La auditoría energética en la industria

Una auditoría energética es un estudio y análisis de los flujos de energía en un edificio, industria, proceso o sistema. Su finalidad fundamental es la reducción de consumos y, alcanzar un importante ahorro energético y económico.

Esta herramienta de eficiencia energética es más relevante en la industria, ya que suele emplear más energía. Sin embargo, también se aplica en comercios y viviendas. Esta pequeña inversión genera ahorros continuos, ya que el consumo de energía es imprescindible en todos los procesos de fabricación, incluso en la vida habitual.
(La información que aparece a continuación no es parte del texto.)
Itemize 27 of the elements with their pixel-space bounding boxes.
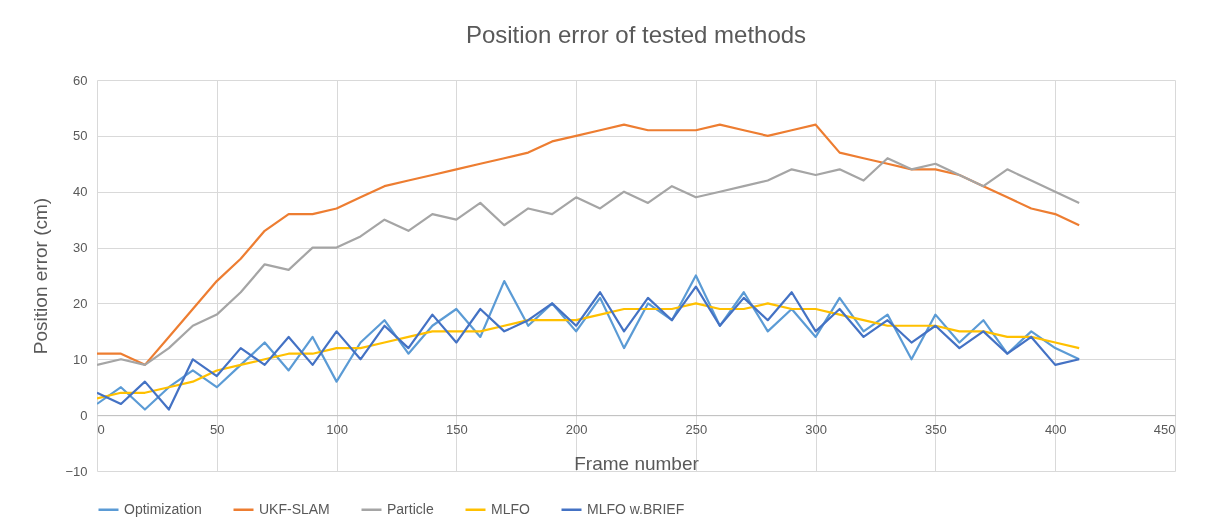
chart-title: Position error of tested methods <box>465 21 807 48</box>
legend-label: MLFO <box>491 500 530 517</box>
x-tick-label: 400 <box>1044 421 1067 437</box>
y-tick-label: 10 <box>73 351 88 367</box>
line-series <box>97 302 1081 400</box>
y-tick-label: 30 <box>73 240 88 256</box>
x-axis-title: Frame number <box>574 452 700 474</box>
y-tick-label: 0 <box>80 407 88 423</box>
x-tick-label: 50 <box>210 421 225 437</box>
y-tick-label: 60 <box>73 72 88 88</box>
legend-label: UKF-SLAM <box>259 500 330 517</box>
legend-label: Particle <box>387 500 434 517</box>
x-tick-label: 200 <box>565 421 588 437</box>
legend-label: Optimization <box>124 500 202 517</box>
x-tick-label: 450 <box>1153 421 1176 437</box>
y-tick-label: 20 <box>73 295 88 311</box>
x-tick-label: 350 <box>925 421 947 437</box>
x-tick-label: 100 <box>326 421 348 437</box>
y-axis-title: Position error (cm) <box>30 197 52 355</box>
x-tick-label: 0 <box>97 421 105 437</box>
legend-label: MLFO w.BRIEF <box>587 500 685 517</box>
y-tick-label: 50 <box>73 128 88 144</box>
x-tick-label: 300 <box>805 421 828 437</box>
x-tick-label: 150 <box>445 421 468 437</box>
y-tick-label: −10 <box>65 463 88 479</box>
x-tick-label: 250 <box>685 421 708 437</box>
y-tick-label: 40 <box>73 184 88 200</box>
¿Quién puede hacer la auditoría energética?

Cada empresa conoce sus características y los recursos disponibles. Sin embargo, lo más habitual es que la auditoría energética la realice el personal propio de la empresa. Para ello, lo más sencillo es realizar un curso de auditoría energética.

curso de auditorías energéticas

Si se trata de una gran empresa, el trabajo es mayor. Además, según la legislación actual debe certificarse por una entidad autorizada. En este caso, se contratan empresas especializadas o técnicos freelance, es decir, un auditor energético que realice el trabajo y proponga las medidas de ahorro energético.

¿Merece la pena una auditoría energética?

Por supuesto que sí. La inversión a realizar para conseguir una auditoría energética es irrisoria. En las empresas, el gasto necesario apenas supone nada y se recupera en un corto espacio de tiempo. Más aún cuando el posterior ahorro económico va a favorecer la propia competitividad de la empresa.

En viviendas tampoco es representativo. Imaginemos el caso de una comunidad de vecinos, dividir el coste de la auditoría energética entre todas las viviendas que conforman la comunidad supone una parte tan pequeña como irse una tarde a tomar unas cañas y unas tapas.

Tras el estudio energético viene la aplicación de las medidas, que es donde se logran los ahorros. El coste de la auditoría energética queda amortizado, en general, con los ahorros resultantes de los seis primeros meses a partir de la puesta en funcionamiento de las medidas energéticas.

Las medidas propuestas en este tipo de estudios son muy diversas. Desde pequeñas acciones sin coste hasta otras donde surge la necesidad de invertir para su implementación. Las medidas propuestas se ajustan a las necesidades y recursos de los clientes que lo contratan.